Nurcan Arslan’ın ailesi adalet istiyor
Yargıtay’ın yerel mahkemenin kararını ikinci kez bozması üzerine fail Abdullah Melih Barış yeniden yargılanacak.
İzel Sezer - @izelsezer
İstanbul’da Nurcan Arslan’ı öldüren Abdullah Melih Barış’a verilen müebbet hapis cezası Yargıtay tarafından ikinci kez bozuldu. Failin yeniden yargılanmasının başlayacağı 7 Şubat öncesi Nurcan Arslan’ın yeğeni Sinem Arslan Esmeray, yerel mahkemenin verdiği ve daha önce direndiği müebbet hapis cezası kararında bir kez daha direnmesini istedi.

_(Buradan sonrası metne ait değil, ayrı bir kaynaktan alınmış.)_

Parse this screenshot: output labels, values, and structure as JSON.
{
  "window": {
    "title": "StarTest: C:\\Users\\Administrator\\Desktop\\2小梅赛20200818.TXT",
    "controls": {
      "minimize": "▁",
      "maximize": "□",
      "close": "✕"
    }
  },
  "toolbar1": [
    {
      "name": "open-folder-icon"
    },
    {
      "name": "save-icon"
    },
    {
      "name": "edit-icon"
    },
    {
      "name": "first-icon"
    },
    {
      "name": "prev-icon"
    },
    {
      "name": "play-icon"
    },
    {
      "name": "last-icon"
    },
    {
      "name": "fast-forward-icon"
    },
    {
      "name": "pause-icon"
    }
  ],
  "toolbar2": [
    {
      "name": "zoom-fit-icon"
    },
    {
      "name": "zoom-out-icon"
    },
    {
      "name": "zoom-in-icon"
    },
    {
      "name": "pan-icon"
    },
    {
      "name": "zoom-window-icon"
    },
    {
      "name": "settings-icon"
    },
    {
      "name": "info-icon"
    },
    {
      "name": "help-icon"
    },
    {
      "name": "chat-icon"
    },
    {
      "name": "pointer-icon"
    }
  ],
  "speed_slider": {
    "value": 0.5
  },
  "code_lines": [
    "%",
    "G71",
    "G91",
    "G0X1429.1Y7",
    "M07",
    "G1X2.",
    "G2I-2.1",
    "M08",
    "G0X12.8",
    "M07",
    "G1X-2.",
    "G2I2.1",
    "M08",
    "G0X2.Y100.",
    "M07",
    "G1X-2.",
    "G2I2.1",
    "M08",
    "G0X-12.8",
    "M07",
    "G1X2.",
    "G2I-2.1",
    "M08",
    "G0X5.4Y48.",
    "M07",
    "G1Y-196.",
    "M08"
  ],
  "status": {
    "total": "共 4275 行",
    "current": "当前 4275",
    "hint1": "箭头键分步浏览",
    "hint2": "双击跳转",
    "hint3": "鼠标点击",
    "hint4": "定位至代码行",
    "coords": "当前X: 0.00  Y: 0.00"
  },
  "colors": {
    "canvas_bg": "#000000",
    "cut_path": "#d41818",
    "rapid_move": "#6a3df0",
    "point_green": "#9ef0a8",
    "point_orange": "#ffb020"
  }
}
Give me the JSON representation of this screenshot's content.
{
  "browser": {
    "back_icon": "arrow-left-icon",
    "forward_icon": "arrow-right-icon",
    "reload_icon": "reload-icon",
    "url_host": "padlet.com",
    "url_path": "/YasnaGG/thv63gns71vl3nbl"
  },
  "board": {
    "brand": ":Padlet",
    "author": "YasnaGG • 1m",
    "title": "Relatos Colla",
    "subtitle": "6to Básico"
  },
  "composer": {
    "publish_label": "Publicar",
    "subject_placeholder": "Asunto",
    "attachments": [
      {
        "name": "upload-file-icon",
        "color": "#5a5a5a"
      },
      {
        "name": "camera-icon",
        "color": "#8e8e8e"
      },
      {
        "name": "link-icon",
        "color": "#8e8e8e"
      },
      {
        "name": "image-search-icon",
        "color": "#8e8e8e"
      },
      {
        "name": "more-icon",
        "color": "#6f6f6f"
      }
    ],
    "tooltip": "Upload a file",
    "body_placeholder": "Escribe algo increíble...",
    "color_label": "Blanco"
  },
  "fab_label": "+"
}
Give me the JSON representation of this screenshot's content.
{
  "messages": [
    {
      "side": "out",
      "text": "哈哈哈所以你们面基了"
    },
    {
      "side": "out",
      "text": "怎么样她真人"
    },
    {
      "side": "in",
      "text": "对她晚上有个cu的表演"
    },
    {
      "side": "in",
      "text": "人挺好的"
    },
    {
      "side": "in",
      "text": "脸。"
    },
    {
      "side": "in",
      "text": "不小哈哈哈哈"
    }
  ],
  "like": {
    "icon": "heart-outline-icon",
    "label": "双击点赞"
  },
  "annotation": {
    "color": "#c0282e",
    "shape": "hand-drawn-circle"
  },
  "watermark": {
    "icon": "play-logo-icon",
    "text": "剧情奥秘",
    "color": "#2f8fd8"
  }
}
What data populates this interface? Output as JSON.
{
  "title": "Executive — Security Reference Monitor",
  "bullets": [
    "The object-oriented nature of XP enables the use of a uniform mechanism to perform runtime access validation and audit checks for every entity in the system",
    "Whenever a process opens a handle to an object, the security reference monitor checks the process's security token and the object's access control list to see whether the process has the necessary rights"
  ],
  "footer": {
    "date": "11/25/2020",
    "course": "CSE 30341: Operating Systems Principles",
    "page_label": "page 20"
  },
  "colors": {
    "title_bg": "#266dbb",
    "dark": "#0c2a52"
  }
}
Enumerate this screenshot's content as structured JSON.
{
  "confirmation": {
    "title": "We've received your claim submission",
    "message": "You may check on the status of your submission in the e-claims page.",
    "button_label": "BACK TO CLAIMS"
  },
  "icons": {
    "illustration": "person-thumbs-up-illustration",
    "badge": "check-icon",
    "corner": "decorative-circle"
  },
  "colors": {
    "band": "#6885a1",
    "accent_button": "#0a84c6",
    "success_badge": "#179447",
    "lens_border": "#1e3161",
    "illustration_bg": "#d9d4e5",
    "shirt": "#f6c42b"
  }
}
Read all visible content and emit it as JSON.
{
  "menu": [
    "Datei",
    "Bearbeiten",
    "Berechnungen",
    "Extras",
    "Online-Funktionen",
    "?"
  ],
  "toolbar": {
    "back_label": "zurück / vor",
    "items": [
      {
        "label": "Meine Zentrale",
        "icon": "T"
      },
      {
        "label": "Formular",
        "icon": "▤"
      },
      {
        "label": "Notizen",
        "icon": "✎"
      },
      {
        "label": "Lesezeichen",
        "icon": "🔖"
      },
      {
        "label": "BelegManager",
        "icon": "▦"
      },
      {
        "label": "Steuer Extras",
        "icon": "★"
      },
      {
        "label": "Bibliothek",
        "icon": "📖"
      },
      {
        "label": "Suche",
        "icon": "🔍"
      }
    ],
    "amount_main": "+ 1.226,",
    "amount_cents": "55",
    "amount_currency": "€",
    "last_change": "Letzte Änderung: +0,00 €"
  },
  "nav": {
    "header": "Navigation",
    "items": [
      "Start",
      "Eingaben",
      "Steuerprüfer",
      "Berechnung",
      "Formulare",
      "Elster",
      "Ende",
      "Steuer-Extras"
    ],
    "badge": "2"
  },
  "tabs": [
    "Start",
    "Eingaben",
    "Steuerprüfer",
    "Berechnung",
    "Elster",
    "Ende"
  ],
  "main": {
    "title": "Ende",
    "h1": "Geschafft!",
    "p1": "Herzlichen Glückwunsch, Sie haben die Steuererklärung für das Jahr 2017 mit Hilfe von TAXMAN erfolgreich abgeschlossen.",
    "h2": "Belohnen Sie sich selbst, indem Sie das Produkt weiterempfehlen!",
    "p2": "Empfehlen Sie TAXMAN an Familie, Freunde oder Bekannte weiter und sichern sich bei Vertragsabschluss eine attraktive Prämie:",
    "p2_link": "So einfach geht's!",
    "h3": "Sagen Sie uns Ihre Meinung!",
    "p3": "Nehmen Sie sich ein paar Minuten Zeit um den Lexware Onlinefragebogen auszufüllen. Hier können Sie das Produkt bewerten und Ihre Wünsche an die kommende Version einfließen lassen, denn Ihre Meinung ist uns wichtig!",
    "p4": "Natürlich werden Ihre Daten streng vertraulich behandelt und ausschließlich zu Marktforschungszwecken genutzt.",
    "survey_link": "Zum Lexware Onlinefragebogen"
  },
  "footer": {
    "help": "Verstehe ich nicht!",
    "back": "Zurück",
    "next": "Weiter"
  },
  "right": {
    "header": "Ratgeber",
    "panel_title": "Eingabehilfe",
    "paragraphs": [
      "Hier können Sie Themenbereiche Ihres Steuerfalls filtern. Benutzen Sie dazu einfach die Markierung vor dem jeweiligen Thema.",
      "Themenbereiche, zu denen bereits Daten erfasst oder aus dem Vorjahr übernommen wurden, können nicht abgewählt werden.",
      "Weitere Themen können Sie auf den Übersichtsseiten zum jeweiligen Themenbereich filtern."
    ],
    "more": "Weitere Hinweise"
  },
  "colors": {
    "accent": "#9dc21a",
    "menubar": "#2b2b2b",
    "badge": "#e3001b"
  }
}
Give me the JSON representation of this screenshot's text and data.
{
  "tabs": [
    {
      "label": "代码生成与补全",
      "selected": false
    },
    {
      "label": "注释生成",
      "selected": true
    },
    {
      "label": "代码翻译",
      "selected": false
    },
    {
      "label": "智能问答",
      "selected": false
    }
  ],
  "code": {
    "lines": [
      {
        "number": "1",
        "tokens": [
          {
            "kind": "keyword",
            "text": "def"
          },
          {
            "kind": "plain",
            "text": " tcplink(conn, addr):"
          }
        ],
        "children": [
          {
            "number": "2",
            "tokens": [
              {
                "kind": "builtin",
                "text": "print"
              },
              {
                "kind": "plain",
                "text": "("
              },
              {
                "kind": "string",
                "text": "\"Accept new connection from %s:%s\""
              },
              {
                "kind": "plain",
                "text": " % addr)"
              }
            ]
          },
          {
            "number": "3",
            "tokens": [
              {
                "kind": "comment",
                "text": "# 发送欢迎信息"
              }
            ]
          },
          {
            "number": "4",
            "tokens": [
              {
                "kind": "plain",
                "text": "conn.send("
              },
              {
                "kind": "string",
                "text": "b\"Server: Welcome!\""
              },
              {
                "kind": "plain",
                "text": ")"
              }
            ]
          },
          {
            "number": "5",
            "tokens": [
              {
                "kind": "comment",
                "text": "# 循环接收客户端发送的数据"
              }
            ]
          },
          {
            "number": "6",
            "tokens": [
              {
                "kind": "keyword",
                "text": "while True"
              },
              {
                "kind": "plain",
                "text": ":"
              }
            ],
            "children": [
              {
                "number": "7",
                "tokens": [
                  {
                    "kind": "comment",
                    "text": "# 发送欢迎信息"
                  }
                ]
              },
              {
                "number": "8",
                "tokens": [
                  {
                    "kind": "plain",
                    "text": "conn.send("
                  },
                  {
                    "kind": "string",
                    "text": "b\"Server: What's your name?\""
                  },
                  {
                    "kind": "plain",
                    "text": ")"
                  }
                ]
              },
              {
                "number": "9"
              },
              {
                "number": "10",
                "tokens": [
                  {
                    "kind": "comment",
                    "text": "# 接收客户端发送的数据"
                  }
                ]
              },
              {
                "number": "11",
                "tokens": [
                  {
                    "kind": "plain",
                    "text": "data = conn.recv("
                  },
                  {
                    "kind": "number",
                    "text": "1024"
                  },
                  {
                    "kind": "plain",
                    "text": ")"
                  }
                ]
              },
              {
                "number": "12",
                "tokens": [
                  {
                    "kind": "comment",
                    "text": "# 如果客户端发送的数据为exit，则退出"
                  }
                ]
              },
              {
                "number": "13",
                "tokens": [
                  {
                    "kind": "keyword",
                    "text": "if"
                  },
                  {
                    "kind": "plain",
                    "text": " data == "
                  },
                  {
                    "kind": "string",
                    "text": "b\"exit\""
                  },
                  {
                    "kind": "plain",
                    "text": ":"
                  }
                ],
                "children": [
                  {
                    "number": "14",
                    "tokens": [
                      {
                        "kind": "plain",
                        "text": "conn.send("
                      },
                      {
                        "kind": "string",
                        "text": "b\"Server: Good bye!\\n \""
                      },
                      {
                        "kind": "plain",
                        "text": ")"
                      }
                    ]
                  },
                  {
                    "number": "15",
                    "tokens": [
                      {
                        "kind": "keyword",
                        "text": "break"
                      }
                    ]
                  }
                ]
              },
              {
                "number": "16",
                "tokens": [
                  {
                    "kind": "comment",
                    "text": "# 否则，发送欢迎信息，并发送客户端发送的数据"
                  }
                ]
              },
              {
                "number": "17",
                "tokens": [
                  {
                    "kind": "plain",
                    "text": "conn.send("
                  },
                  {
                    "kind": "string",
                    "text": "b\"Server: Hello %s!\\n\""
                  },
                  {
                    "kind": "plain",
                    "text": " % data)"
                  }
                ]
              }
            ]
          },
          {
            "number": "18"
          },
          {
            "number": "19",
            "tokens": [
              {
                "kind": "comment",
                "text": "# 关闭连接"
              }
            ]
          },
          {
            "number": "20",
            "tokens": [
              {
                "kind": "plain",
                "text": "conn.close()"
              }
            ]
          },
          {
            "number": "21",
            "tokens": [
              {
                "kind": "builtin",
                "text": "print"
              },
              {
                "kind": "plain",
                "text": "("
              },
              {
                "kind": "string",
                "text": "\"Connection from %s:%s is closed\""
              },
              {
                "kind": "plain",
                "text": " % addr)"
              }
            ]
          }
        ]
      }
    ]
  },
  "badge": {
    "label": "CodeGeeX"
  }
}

Dava avukatlarından Sezin Uçar ise Yargıtay’ın ikinci kez bozma kararını ¨yargıdaki ataerkil yaklaşımın bir tezahürü olarak¨ değerlendirdi.
Küçükçekmece ilçesinde, 30 Ocak 2016 tarihinde Nurcan Arslan, Abdullah Melih Barış’ın ruhsatsız silahından çıkan 11 kurşun ile sokak ortasında öldürüldü. 2 yıl süren adalet mücadelesinin ardından fail Barış, iyi hal indirimi uygulanarak müebbet hapis cezası aldı ancak Yargıtay, yerel mahkemenin direndiği mahkûmiyet kararını iki kez bozdu.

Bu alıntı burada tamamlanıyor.